A digital instrument cluster and smartphone-based remote control are also likely to be missing.
So far, the company has announced a new exterior and interior paint for the 2023 Camry, with full details to be announced next month.
An all-new Honda Accord is in the works, but at this time it is unclear whether the new model will make it to Australian shores.
Mid-size sedans have been in short supply for several years, and some of Australia’s history with the likes of the Volkswagen Passat sedan and Subaru Liberty has been seriously eroded, but the Camry continues to lead the pack in popularity across fleet taxi, and utility vehicles.
Toyota’s 2023 Crown Sport Concept will be used as the basis for the new Toyota Camry, the automaker’s Throttle Crown Sport Concept, which will be available in four different body styles. Management, sense of doubt, strategic planning.
The next-generation Camry is expected to enter the lineup sometime in the next few years, perhaps a 2024 or 2025 model year. There’s very little detail about the car, so it’s good to have it, but it looks, feels, and feels like we’re not complaining.
The Toyota Crown Sport Concept may be in crossover sedan form, but Throttle changes the proportions and design of the current Camry’s body.
The front of the ninth-generation Camry has been restyled with claw-like headlights. It also features a more aggressive black grill on the Crown Sport Concept and, without a doubt, it looks like it’s going to make a lot of changes on the road. The presence of gloss black wheels enhances the look of the car and also gives it warmth.
The rear of the Camry also features Crown Sport Concept components, including revised headlights and taillights. The overall shape of the deck is similar to the current model, but the feel is not the same.

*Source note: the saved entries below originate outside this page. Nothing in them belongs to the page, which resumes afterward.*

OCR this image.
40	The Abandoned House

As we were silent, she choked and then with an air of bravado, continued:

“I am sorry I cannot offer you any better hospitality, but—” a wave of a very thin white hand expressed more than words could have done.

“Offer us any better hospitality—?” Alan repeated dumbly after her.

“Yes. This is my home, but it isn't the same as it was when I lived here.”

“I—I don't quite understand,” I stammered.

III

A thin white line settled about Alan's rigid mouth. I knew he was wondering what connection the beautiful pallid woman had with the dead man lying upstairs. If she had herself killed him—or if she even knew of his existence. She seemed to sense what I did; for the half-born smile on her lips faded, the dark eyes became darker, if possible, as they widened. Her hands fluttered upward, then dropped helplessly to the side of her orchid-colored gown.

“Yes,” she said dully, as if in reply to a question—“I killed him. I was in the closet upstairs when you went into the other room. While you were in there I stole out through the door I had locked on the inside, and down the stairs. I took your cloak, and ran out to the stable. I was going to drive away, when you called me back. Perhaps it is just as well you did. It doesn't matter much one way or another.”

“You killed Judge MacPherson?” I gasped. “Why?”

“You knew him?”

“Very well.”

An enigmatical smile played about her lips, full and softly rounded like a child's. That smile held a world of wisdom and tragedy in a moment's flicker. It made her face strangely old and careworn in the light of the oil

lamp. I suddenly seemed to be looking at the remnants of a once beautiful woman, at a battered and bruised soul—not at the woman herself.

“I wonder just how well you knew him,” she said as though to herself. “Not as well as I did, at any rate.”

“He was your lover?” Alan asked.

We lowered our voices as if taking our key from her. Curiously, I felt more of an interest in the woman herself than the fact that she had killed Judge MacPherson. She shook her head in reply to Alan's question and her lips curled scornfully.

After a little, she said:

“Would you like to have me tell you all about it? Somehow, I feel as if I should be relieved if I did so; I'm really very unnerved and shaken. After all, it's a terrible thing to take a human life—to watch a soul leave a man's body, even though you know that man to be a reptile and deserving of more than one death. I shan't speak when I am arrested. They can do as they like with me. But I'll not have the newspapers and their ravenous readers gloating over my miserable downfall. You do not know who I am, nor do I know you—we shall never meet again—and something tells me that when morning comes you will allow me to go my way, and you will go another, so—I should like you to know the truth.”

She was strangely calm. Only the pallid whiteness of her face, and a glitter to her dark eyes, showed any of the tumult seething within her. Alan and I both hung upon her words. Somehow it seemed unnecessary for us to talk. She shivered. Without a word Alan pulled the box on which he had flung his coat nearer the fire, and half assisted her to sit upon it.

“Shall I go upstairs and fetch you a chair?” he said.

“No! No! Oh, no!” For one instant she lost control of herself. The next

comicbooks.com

Apparently, the new Camry will use the same GA-K architecture as the current model. If there’s one thing to be aware of, Toyota’s increase in cabin fat is likely to affect the car’s wheelie bag.
According to Wheels, Toyota will ditch the current car’s 3.5-liter V6 and replace it with a new 2.4-liter turbocharged four-cylinder that makes 265 hp (198 kW) and 310 lb-ft (420 Nm) of torque.
We believe that Toyota will design the Camry in 2023 and bring it to the market. Rest assured, the return of Camry in 2022 will not be a complete failure. The 2021 model year marks one of Camry’s most reliable years yet and continues many of the Toyota line’s successes.
If you don’t have a new Camry on the map this summer, don’t worry. The pre-owned Camry is one of the most reliable used cars you can own. We’re not sure if we’ll get a project from Camry in 2023 or not, but one of its best promises is likely to happen. Check out the new Honda Accord, Hyundai Sonata, or Kia K5.